I think a lot. (Probably too much for my own good sometimes.) And this little experience really got me thinking.  As I type this, my own state is notifying THOUSANDS of people that they will no longer provide health insurance premium coverage (for adults who make a certain percentage above the poverty level) or prescription coverage (for seniors at or below poverty level). 

My fear is that this could soon be the national experience we face after the November election. And to extend the fear to my own doorstep, if l lose my remaining thread to employment, when it comes to healthcare, I could be just like those who are pulling those happy letters from the state out of their mailboxes: screwed.

Think you're outside the healthcare debate? Think the election doesn't matter? Think again.


Kathy said...

My husband decided to quit his job and look for different work back in February. We've consequently been without health insurance since then, and I'm on about $400 worth of meds/month. (That's three prescriptions) I haven't been in to have my bloodwork done or my blood pressure checked because frankly I can't afford the $315 office visit fee. That's $315 for approximately 2.5 minutes of service.
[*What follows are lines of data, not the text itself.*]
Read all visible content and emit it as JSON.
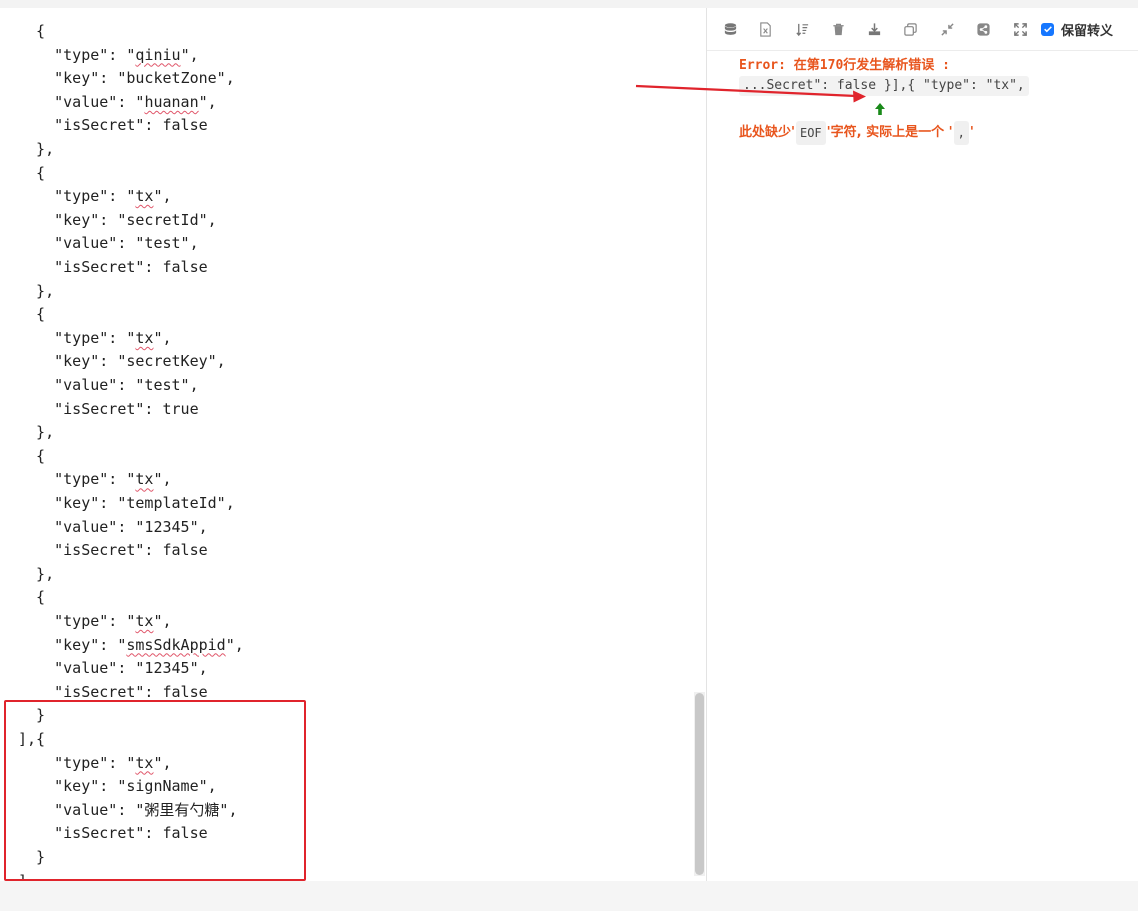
{
  "editor": {
    "lines": [
      "  {",
      "    \"type\": \"qiniu\",",
      "    \"key\": \"bucketZone\",",
      "    \"value\": \"huanan\",",
      "    \"isSecret\": false",
      "  },",
      "  {",
      "    \"type\": \"tx\",",
      "    \"key\": \"secretId\",",
      "    \"value\": \"test\",",
      "    \"isSecret\": false",
      "  },",
      "  {",
      "    \"type\": \"tx\",",
      "    \"key\": \"secretKey\",",
      "    \"value\": \"test\",",
      "    \"isSecret\": true",
      "  },",
      "  {",
      "    \"type\": \"tx\",",
      "    \"key\": \"templateId\",",
      "    \"value\": \"12345\",",
      "    \"isSecret\": false",
      "  },",
      "  {",
      "    \"type\": \"tx\",",
      "    \"key\": \"smsSdkAppid\",",
      "    \"value\": \"12345\",",
      "    \"isSecret\": false",
      "  }",
      "],{",
      "    \"type\": \"tx\",",
      "    \"key\": \"signName\",",
      "    \"value\": \"粥里有勺糖\",",
      "    \"isSecret\": false",
      "  }",
      "]"
    ],
    "squiggled_words": [
      "qiniu",
      "huanan",
      "tx",
      "smsSdkAppid"
    ]
  },
  "toolbar": {
    "icons": [
      "database-icon",
      "excel-icon",
      "sort-icon",
      "trash-icon",
      "download-icon",
      "copy-icon",
      "compress-icon",
      "share-icon",
      "fullscreen-icon"
    ],
    "keep_escape_label": "保留转义",
    "keep_escape_checked": true
  },
  "error": {
    "title": "Error: 在第170行发生解析错误 :",
    "snippet": "...Secret\": false }],{ \"type\": \"tx\",",
    "desc_prefix": "此处缺少'",
    "desc_code1": "EOF",
    "desc_middle": "'字符, 实际上是一个 '",
    "desc_code2": ",",
    "desc_suffix": "'"
  },
  "colors": {
    "error": "#e8551d",
    "annotation_red": "#e0242c",
    "pointer_green": "#1a8a1a",
    "checkbox_blue": "#1677ff"
  }
}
We won't add in the lab fees.
We did try to obtain private insurance at $875/month. We were turned down for having too many pre-existing conditions.
How can people say this country doesn't need some sort of national health care program? We're not poor by any definition, and we're struggling to afford health care!

Karen Anne said...

This year thanks to a new med being added, I fork out $600 a month for meds in the Medicare donut hole,

That's 50% of the full price of the prescriptions, thanks to the new healthcare law. Last year anyone in the donut hole paid 100%. The donut hole is going to continue to close until it's completely gone.

Unless the Supreme Court throws out the health care law, that is.

Anyone on Medicare or who is going to be on Medicare and who votes Republican is certifiably crazy. Not to mention if they care about preserving Social Security.